Working in the Jacket

The jacket is powered by any of Ridgid’s 18-volt batteries; the one I have came with a 2.0-Ah battery and a charger. Because I had a 4.0-Ah battery on hand for some other tools, I tried that out too; it extended runtime significantly without adding too much weight and bulk (photo, below left). According to the manufacturer, runtimes of up to 18 hours can be expected with the 4.0 Ah battery.

Two buttons control the heat (photo, below right): One controls the pocket zone, the other controls the chest/back zone. Each features three levels of heat, indicated by an LED. I found it best to turn on the jacket a couple of minutes before walking out the door so the elements had time to warm up.

The battery pocket (on the waist) was in the way when I was wearing a set of tool bags; however, it was easy enough to put the battery in my tool bags and leave it there. The adapter also has a belt clip.

The jacket’s power supply has a built-in USB port with a 2.1-amp output. A pass-through hole from the power-supply pocket to the outside pocket accommodates a USB cord, so you can charge a phone in your pocket while wearing the coat. You can also use the battery and power supply separate from the jacket to charge a phone or tablet.
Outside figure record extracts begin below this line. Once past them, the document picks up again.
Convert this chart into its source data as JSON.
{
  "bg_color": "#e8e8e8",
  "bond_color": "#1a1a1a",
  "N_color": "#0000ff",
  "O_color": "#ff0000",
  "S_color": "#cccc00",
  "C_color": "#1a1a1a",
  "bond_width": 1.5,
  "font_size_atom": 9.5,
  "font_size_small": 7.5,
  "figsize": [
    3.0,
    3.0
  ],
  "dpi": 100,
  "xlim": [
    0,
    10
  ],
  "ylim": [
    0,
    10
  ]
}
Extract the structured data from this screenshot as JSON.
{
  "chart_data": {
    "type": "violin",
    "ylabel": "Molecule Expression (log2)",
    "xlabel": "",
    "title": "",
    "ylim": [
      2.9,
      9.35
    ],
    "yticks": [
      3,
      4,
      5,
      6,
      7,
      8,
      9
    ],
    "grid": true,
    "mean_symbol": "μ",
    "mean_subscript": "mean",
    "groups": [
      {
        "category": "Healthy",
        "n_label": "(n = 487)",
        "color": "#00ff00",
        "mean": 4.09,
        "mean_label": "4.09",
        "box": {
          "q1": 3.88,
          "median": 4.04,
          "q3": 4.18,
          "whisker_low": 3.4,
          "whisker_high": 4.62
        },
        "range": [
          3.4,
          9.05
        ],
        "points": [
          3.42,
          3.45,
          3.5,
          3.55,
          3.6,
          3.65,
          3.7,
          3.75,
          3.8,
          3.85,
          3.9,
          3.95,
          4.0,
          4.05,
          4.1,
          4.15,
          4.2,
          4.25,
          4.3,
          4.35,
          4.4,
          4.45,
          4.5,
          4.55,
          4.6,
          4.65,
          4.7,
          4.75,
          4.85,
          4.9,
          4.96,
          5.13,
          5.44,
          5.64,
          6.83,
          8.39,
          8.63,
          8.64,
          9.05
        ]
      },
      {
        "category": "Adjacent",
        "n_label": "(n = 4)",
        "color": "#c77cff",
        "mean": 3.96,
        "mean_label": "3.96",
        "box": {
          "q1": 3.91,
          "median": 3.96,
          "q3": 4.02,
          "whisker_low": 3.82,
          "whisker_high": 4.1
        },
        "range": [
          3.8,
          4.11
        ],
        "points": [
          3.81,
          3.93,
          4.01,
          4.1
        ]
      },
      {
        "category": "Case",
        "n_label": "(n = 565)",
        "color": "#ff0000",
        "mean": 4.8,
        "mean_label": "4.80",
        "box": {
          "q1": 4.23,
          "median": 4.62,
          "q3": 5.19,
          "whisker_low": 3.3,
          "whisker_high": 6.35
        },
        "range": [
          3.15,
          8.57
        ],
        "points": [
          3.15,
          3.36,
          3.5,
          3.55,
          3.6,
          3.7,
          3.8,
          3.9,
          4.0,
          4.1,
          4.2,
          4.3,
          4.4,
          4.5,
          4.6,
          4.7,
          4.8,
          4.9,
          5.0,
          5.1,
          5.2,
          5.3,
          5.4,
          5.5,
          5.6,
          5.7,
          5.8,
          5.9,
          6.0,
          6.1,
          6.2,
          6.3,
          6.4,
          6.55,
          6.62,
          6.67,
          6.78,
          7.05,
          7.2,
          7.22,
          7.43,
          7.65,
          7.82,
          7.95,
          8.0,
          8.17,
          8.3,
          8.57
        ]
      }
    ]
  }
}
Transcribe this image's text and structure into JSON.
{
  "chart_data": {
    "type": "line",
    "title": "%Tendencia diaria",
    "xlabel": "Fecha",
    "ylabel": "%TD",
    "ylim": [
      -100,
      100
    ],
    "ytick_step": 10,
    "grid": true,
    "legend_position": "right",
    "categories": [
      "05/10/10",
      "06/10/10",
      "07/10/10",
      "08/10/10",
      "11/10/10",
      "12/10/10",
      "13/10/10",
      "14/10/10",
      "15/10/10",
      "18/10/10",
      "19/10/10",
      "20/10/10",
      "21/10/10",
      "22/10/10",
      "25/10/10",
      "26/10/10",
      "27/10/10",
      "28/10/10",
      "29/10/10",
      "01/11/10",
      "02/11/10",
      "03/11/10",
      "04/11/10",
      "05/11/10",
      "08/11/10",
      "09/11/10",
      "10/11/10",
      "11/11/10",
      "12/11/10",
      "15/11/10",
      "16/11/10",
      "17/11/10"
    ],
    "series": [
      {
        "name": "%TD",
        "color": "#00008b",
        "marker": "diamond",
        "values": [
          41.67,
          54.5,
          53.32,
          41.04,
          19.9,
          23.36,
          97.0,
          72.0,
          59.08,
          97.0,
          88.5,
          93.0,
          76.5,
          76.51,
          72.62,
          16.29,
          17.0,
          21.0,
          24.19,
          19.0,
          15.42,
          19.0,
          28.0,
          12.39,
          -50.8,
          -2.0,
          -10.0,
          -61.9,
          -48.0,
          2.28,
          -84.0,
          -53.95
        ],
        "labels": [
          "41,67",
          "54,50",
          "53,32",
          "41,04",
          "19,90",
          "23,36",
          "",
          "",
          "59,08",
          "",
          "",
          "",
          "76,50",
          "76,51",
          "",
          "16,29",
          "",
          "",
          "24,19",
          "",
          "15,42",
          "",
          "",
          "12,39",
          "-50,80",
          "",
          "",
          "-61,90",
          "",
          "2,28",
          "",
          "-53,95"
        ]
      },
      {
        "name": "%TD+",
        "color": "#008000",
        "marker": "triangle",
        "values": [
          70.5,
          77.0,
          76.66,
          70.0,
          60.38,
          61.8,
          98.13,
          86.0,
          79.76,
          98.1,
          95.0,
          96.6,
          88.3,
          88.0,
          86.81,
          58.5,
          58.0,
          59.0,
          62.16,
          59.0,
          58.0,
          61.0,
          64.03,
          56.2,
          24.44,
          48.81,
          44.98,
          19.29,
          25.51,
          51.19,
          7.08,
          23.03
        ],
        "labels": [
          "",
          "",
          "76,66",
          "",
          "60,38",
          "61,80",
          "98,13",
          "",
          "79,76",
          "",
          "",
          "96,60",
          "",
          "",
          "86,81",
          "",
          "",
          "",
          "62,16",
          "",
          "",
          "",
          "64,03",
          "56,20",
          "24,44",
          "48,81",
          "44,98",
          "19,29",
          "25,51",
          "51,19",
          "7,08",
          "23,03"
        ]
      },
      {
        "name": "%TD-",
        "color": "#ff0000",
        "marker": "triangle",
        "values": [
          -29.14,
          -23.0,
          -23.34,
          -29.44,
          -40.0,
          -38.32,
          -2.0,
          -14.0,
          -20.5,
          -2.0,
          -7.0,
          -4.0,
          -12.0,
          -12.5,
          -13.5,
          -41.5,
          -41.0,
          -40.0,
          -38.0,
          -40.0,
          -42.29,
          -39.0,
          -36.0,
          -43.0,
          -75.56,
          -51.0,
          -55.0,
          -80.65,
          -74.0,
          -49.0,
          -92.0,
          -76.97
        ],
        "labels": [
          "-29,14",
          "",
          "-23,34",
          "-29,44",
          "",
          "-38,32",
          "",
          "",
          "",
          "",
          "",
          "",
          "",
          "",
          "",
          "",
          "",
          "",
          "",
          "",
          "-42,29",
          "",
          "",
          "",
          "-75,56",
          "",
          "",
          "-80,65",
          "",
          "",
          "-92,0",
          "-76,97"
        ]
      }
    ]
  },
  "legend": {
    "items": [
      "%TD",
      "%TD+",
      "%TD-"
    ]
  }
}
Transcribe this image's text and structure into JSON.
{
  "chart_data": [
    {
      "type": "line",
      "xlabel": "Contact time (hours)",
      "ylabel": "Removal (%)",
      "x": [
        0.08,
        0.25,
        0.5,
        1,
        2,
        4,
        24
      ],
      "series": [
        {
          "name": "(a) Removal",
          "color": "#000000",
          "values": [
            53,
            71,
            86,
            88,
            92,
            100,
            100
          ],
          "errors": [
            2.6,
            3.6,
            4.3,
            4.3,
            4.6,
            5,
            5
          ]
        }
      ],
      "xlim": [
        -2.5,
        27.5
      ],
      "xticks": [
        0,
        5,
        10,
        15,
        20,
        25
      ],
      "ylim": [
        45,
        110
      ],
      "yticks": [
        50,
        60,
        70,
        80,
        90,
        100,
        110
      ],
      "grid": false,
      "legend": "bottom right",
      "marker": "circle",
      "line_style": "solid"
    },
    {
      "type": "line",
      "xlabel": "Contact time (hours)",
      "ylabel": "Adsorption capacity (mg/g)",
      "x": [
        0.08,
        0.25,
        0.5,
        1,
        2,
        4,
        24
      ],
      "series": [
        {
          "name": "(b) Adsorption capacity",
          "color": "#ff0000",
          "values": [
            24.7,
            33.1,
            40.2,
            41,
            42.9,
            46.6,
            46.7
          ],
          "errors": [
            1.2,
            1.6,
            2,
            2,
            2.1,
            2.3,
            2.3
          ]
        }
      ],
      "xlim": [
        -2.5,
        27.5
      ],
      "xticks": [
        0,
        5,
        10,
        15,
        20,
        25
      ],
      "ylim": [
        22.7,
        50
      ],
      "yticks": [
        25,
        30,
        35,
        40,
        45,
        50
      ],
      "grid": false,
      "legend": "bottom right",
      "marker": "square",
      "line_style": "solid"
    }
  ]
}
Drawbacks to this jacket were pretty minor: The pocket for the battery is a bit tight and is difficult to close with the 4.0-Ah battery in it. Closing the battery pocket while wearing the jacket is nearly impossible, so be sure to turn on the battery pack before zipping the storage pouch and putting the jacket on. There also seems to be a protection circuit that cuts off the power to the coat if you have the battery pack turned on when you plug the jacket in, so you need to power-cycle the adapter if you do this.

Robert Shaw owns Colorado Deck and Framing in Colorado Springs.